The finding means that he must face a public trial before the House ethics committee, the first member of Congress to be forced to do so since 2002, when Representative James A. Traficant Jr. was expelled from Congress after a corruption conviction.
The investigative panel did not disclose any details about the nature of the violations.
But two Democrats with knowledge of the investigation said the committee found evidence to support accusations that Mr. Rangel, 80, wrongly accepted four rent-stabilized apartments in Manhattan and misused his office to preserve a tax loophole worth half a billion dollars for an oil executive who pledged a donation for an educational center being built in Mr. Rangel’s honor.
The committee also found evidence to support a charge that Mr. Rangel failed to report or pay taxes on rental income from his beachfront Dominican villa.
They are among the most serious of the assortment of charges against Mr. Rangel that the panel has been examining for nearly two years.
If you didn’t grow up under the influence of New York City media outlets, like I did, you might not understand how big Charles Rangel is. He’s almost like Ted Kennedy was to Massachusetts. Big guy.
And, with that role, a swelled head. A belief, after 20 terms in Congress, that his power within that body means that he can violate the law for his own gain. And he’s hardly the only example… he just crossed the line where others merely skirt it.

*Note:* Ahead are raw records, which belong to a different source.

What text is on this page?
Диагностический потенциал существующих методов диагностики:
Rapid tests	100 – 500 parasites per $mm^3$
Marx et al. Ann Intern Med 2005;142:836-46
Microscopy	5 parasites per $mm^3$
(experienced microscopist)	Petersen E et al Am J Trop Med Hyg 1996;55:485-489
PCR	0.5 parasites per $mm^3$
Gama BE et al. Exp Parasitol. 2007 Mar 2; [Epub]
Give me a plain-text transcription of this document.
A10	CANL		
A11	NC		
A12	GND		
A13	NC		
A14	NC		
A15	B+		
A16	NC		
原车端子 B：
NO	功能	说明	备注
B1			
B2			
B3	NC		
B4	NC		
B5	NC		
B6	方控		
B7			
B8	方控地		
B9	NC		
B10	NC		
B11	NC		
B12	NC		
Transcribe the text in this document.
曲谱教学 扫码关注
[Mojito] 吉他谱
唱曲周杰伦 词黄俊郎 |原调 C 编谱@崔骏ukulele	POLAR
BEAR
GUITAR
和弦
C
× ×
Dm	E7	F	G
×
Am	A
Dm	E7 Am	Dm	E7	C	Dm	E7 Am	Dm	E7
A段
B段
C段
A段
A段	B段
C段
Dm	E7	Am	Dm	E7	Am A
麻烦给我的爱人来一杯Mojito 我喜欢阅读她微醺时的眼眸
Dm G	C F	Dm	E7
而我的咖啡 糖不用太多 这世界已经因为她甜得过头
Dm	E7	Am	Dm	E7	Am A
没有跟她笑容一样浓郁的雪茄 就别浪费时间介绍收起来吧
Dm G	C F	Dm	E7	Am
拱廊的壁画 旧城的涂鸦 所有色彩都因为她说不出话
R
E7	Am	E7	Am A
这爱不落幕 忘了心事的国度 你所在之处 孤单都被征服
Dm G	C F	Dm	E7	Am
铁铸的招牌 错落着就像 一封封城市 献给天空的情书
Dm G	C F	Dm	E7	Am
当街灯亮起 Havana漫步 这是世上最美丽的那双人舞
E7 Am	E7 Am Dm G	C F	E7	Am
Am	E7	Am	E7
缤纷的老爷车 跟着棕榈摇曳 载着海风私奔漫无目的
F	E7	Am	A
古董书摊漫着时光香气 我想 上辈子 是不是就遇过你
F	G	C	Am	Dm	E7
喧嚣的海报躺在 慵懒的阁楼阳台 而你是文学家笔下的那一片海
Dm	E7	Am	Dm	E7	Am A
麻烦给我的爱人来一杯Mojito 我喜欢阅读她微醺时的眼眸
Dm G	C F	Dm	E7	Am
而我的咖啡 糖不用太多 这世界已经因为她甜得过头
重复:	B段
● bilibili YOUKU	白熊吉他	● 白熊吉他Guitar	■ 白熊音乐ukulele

I cannot, for the life of me, imagine what purpose beyond ego is served by someone serving 20 terms in Congress. I further cannot imagine what would make this man, facing a public ethics investigation in the House of Representatives, think that his personal interests are more important than those of Congress, his political party, or his constituents, and therefore decide still to run for his 21st term.
Look, I’m not trying to single out Rep. Rangel. I know he’s done a lot of good for Harlem over the years. But this is exactly what happens when people forget that Congress doesn’t exist for personal aggrandizement.
How do we not get into this kind of mess ever again? Change the Constitution to create term limits for Congress. Two full terms in the Senate, six full terms in the House, and that’s it. We’ll even have a grandfather clause in the amendment to exempt current members from the new rules. But we need to start the flow into Congress of people who go in already knowing that they won’t be there forever… and so they’ll be more likely to make the difficult political votes knowing that they might lose their seat for it.
And they’ll be younger, more energetic, less about personal ego, less about getting caught up in the machine, more likely to be independent, and more willing to compromise, because not every issue is a life-and-death struggle between the two parties. It’ll take about a decade after the amendment is passed to really change the culture there, because of the necessary grandfather clause, but it will change.
And since it will take about a decade to change that culture, and at least a decade from now to get the amendment ratified… we can’t start too soon.